South Africa has played a leading role in the control of malaria for almost a century and has dramatically reduced its burden of malaria since 2000. This has paved the way for our commitment to eliminate malaria.
However, this success brings its own challenges, including the fact that the majority of malaria cases in South Africa are now imported (i.e. not locally transmitted), and often present late and to health facilities in malaria-free areas. Thus, health professionals throughout South Africa, in both the malaria-endemic and malaria-free areas, all need to develop and maintain their knowledge and skills in malaria diagnosis and treatment.
These guidelines are based on the 2015 World Health Organization’s Guidelines for the treatment of malaria.

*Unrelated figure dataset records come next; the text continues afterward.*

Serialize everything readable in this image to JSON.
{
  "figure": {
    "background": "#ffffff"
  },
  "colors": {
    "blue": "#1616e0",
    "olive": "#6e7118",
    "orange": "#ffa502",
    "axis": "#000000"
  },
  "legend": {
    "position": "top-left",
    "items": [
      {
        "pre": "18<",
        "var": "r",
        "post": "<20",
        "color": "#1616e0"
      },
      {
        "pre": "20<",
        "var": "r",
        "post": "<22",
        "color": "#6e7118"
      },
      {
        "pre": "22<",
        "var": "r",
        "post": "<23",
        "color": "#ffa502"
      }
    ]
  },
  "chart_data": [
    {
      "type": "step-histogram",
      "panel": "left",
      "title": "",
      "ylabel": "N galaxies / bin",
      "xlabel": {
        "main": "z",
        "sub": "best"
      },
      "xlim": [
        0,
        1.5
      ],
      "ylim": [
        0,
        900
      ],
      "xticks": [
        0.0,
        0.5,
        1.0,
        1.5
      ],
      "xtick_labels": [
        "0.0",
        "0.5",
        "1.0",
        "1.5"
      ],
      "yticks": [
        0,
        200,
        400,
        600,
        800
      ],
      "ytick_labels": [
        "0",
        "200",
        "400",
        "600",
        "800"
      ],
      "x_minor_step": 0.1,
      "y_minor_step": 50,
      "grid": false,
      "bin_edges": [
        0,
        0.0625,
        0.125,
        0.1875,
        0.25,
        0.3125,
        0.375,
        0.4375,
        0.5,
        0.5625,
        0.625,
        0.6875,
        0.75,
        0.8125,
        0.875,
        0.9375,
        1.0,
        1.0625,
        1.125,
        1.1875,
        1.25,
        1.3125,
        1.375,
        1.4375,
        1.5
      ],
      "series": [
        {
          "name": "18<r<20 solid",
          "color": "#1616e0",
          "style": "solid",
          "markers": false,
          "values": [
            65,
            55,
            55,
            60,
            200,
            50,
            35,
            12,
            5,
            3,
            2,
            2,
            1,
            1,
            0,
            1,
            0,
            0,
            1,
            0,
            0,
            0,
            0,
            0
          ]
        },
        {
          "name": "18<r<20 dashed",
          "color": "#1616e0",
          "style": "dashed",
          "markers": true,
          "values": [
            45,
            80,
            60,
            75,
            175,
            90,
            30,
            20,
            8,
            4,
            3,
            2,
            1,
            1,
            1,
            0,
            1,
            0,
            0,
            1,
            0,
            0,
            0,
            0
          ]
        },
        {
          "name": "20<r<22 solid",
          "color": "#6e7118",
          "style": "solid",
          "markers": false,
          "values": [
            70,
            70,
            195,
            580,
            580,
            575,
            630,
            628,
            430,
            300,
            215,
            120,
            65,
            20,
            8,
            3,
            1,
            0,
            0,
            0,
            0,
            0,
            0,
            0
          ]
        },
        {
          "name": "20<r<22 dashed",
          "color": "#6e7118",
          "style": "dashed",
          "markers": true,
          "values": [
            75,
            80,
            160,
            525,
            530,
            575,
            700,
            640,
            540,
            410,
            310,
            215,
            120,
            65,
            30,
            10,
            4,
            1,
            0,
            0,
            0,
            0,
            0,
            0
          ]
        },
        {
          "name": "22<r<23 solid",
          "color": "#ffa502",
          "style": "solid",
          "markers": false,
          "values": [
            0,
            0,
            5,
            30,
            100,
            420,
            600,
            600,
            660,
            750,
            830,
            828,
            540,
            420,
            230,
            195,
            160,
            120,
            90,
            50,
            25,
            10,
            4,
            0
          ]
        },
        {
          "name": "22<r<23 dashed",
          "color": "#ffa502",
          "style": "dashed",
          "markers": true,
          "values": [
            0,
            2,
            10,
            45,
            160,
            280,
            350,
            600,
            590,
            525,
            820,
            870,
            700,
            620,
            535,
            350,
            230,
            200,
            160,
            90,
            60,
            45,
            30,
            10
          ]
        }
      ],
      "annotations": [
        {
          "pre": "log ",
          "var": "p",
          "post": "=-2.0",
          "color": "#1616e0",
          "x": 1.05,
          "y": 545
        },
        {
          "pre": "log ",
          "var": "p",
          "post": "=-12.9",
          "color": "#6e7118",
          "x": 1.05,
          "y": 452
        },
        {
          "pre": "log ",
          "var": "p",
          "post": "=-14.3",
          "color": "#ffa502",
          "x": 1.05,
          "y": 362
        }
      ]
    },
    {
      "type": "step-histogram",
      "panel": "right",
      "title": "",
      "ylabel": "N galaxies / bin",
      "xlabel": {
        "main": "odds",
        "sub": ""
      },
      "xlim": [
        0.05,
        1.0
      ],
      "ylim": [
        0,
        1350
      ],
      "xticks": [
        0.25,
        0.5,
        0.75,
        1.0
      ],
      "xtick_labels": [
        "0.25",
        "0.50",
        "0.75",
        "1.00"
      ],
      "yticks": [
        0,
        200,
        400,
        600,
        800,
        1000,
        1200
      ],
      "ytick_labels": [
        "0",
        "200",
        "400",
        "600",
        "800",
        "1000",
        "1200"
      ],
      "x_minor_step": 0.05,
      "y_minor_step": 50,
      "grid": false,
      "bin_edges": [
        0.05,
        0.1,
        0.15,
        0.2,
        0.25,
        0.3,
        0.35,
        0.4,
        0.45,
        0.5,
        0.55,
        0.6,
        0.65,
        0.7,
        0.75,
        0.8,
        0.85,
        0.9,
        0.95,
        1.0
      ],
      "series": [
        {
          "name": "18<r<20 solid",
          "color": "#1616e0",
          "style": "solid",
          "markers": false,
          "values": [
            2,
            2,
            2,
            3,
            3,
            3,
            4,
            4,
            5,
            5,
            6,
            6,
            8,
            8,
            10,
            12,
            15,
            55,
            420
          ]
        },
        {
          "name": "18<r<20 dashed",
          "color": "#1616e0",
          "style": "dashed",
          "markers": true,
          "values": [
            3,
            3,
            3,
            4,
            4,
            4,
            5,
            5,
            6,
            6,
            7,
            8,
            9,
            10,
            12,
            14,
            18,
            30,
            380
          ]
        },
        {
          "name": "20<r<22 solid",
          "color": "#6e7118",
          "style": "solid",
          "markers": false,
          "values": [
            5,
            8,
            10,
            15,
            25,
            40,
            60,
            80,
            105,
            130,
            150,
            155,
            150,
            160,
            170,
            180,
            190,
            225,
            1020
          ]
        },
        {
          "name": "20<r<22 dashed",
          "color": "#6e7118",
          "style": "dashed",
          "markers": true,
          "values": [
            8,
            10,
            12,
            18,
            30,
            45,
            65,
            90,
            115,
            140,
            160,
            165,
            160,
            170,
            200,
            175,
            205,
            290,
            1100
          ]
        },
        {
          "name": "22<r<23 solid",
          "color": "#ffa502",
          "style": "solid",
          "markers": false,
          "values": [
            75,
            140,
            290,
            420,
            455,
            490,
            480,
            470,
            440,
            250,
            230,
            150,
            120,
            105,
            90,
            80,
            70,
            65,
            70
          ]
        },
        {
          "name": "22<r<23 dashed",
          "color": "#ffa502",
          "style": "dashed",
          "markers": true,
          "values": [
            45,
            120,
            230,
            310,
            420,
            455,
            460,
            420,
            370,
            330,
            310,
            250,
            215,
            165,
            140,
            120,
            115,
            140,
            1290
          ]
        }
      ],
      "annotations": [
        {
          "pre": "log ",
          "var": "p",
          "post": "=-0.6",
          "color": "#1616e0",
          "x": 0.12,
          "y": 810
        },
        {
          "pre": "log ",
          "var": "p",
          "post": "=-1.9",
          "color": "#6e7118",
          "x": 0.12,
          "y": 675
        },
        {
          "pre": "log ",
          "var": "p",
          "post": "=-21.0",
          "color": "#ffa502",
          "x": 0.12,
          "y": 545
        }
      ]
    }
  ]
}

Additional literature surveys have been undertaken. Factors that were considered in the choice of therapeutic options included effectiveness, safety, and impact on malaria transmission and on the emergence and spread of antimalarial drug resistance. On-going surveillance is critical given the spread of artemisinin resistance in Southeast Asia, although not yet confirmed anywhere in Africa.
The guidelines on the treatment of malaria in South Africa that aim to facilitate effective, appropriate and timeous treatment of malaria, thereby reducing the burden of this disease in our communities. This is essential to further bring down the malaria case fatality rates currently recorded in South Africa, to decrease malaria transmission and to limit resistance to antimalarial drugs.